Mitt Romney announced his running mate this morning in Norfolk, Va. It coincided with a tour of USS Wisconsin. The choice is Rep. Paul Ryan. That throws Romney all in with a budget plan that comforts the rich and upends Medicaid, Medicare, Social Security and more. Powerful symbol.
Yes, Ryan wants to end Medicare (as we know it, which means something to still be called Medicare will be a pay-your-own-way system for those who can afford it, not a guaranteed health coverage system for the elderly.)
Ryan Lizza of the New Yorker wrote an extensive profile of Ryan recently that’s worth reading to bone up on the veep choice. He blogs today about it and notes that Ryan has virtually no experience in the private sector, normally a favorite Republican diss of Democratic candidates.
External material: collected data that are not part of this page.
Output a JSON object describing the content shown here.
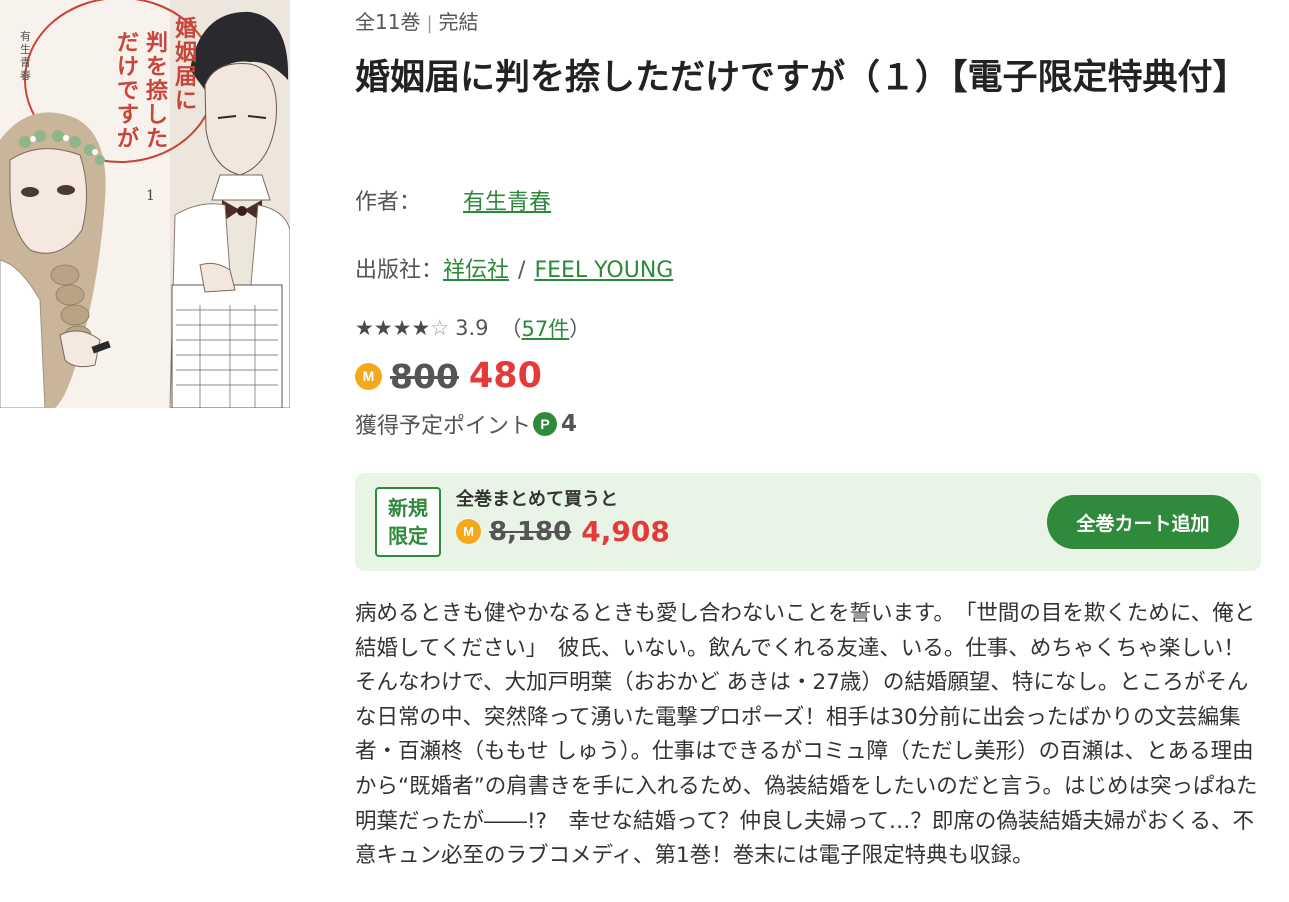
{
  "series": {
    "volumes": "全11巻",
    "status": "完結"
  },
  "title": "婚姻届に判を捺しただけですが（１）【電子限定特典付】",
  "author": {
    "label": "作者：",
    "name": "有生青春"
  },
  "publisher": {
    "label": "出版社：",
    "name": "祥伝社",
    "label_name": "FEEL YOUNG"
  },
  "rating": {
    "stars": 4,
    "max": 5,
    "score": "3.9",
    "reviews": "57件"
  },
  "price": {
    "coin": "M",
    "original": "800",
    "sale": "480"
  },
  "points": {
    "label": "獲得予定ポイント",
    "icon": "P",
    "value": "4"
  },
  "bundle": {
    "badge_line1": "新規",
    "badge_line2": "限定",
    "label": "全巻まとめて買うと",
    "original": "8,180",
    "sale": "4,908",
    "cart_button": "全巻カート追加"
  },
  "cover": {
    "title_text": "婚姻届に判を捺しただけですが",
    "author_text": "有生青春",
    "volume": "1"
  },
  "description": "病めるときも健やかなるときも愛し合わないことを誓います。　「世間の目を欺くために、俺と結婚してください」　彼氏、いない。飲んでくれる友達、いる。仕事、めちゃくちゃ楽しい！そんなわけで、大加戸明葉（おおかど あきは・27歳）の結婚願望、特になし。ところがそんな日常の中、突然降って湧いた電撃プロポーズ！相手は30分前に出会ったばかりの文芸編集者・百瀬柊（ももせ しゅう）。仕事はできるがコミュ障（ただし美形）の百瀬は、とある理由から“既婚者”の肩書きを手に入れるため、偽装結婚をしたいのだと言う。はじめは突っぱねた明葉だったが――!?　幸せな結婚って？仲良し夫婦って…？即席の偽装結婚夫婦がおくる、不意キュン必至のラブコメディ、第1巻！巻末には電子限定特典も収録。",
  "colors": {
    "accent_green": "#2f8a3c",
    "sale_red": "#e63a3a",
    "coin_orange": "#f5a81c",
    "bundle_bg": "#e8f4e6"
  }
}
But Ryan’s Washington experience is also light, at least for a potential President—which, after all, is the main job description of a Vice-President. Ryan has worked as a think-tank staffer and Congressman, but he’s never been in charge of a large organization, and he has little experience with foreign policy. Given how Sarah Palin was criticized for her lack of such experience, I’m surprised that Romney would pick someone whose ability to immediately step into the top job is open to question.
And the experience that Ryan does have is not exactly what voters are clamoring for at the moment. The bulk of Ryan’s House career coincided with the Presidency of George W. Bush, during which he was a reliable vote for many Bush policies that have not aged well: Medicare Part D; the Iraq War; and the Troubled Asset Relief Program. Ryan told me that voting for all of that spending, which added trillions to the deficit, made him “miserable,” but he’ll need a better explanation in his October debate with Joe Biden.
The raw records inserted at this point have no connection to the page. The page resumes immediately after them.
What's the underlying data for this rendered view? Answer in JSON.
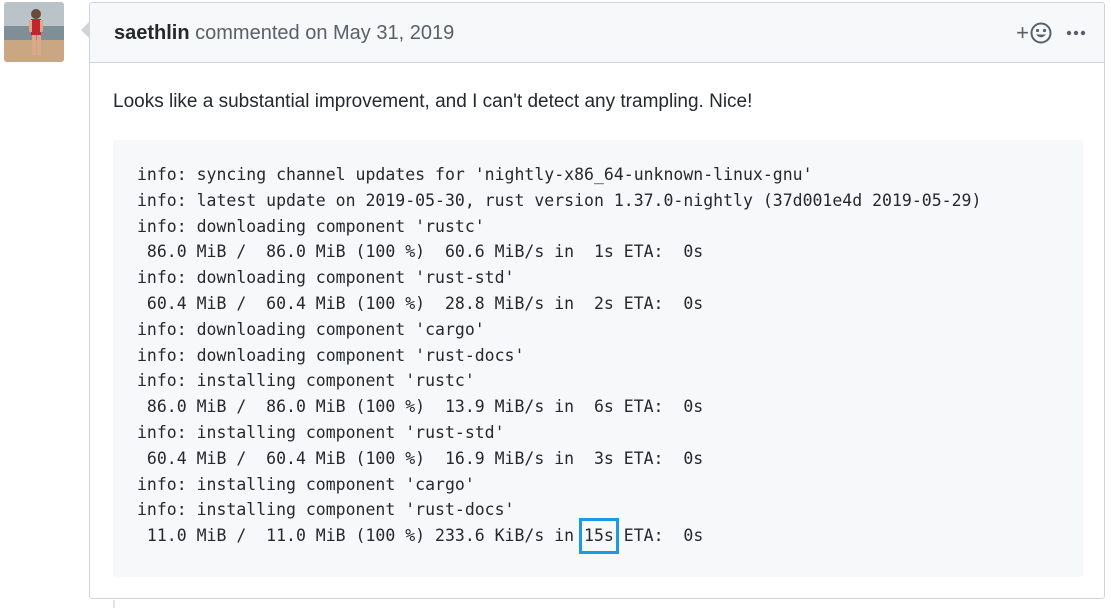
{
  "comment": {
    "author": "saethlin",
    "action": "commented on",
    "date": "May 31, 2019",
    "body_text": "Looks like a substantial improvement, and I can't detect any trampling. Nice!",
    "reaction_plus": "+",
    "code_lines": [
      "info: syncing channel updates for 'nightly-x86_64-unknown-linux-gnu'",
      "info: latest update on 2019-05-30, rust version 1.37.0-nightly (37d001e4d 2019-05-29)",
      "info: downloading component 'rustc'",
      " 86.0 MiB /  86.0 MiB (100 %)  60.6 MiB/s in  1s ETA:  0s",
      "info: downloading component 'rust-std'",
      " 60.4 MiB /  60.4 MiB (100 %)  28.8 MiB/s in  2s ETA:  0s",
      "info: downloading component 'cargo'",
      "info: downloading component 'rust-docs'",
      "info: installing component 'rustc'",
      " 86.0 MiB /  86.0 MiB (100 %)  13.9 MiB/s in  6s ETA:  0s",
      "info: installing component 'rust-std'",
      " 60.4 MiB /  60.4 MiB (100 %)  16.9 MiB/s in  3s ETA:  0s",
      "info: installing component 'cargo'",
      "info: installing component 'rust-docs'"
    ],
    "last_line": {
      "before": " 11.0 MiB /  11.0 MiB (100 %) 233.6 KiB/s in ",
      "highlighted": "15s",
      "after": " ETA:  0s"
    },
    "highlight_color": "#1d9be0"
  }
}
Paul Ryan is an authentically dangerous zealot. He does not want to reform entitlements. He wants to eliminate them. He wants to eliminate them because he doesn’t believe they are a legitimate function of government. He is a smiling, aw-shucks murderer of opportunity, a creator of dystopias in which he never will have to live. This now is an argument not over what kind of political commonwealth we will have, but rather whether or not we will have one at all, because Paul Ryan does not believe in the most primary institution of that commonwealth: our government. The first three words of the Preamble to the Constitution make a lie out of every speech he’s ever given. He looks at the country and sees its government as something alien that is holding down the individual entrepreneurial genius of 200 million people, and not as their creation, and the vehicle through which that genius can be channelled for the general welfare.